Reeling from her husband’s betrayal with another woman, Grace has lost any sense of belonging to her own life. The certainties are gone and she has nothing to replace them. Only her children are proof of any kind of achievement, and even they are teenagers on the brink of leaving. Her one consolation is a book that seems aimed completely at her plight, full of mysticism and myth. She knows it’s only psychobabble, yet it speaks to her when no one else is listening. When she hears the writer is doing a book signing nearby, she is the first in line.

Enter Richard Ortega. He once made a good living out of this book and others like it. Now reading tastes have moved on, and no one seems to want his brand of fiction. He misses the fame of yesteryear; he’s even jealous that other writers are so popular they need protection from their fans, a problem that only seems to add to their fame.

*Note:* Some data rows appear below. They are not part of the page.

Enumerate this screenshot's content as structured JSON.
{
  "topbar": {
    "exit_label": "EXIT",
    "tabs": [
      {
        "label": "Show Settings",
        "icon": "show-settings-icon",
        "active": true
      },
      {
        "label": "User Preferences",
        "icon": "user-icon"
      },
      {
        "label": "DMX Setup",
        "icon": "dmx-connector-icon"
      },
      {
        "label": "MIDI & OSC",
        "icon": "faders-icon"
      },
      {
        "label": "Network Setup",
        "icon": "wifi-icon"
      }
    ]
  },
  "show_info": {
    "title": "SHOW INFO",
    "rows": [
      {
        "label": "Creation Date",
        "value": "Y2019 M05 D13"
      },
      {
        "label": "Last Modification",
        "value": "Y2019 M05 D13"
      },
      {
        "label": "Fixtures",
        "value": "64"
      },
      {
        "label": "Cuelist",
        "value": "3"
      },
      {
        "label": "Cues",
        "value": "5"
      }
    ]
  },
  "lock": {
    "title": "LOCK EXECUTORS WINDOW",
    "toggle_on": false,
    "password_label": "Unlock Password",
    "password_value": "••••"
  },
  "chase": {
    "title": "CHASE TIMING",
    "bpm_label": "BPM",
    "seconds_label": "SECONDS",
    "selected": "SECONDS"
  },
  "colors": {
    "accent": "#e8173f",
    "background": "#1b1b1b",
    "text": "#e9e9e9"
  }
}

Then Grace turns up, and Richard sees how, with a little tweaking of her behaviour, he can appear to have the same problems as the other, more successful writers – namely a reader who loves his books so much, she cannot leave him alone. By his reckoning, Grace can be like any character in a novel of his own creation, obedient and biddable, a slave to her creator.

Grace needs to find a way to find herself again, fast, or else lose herself to Richard’s manipulations. It means resisting the forces that would make her somebody else’s creature, a character ready to lie down on the page of a very bad writer. Time is pressing, and Grace needs to save herself.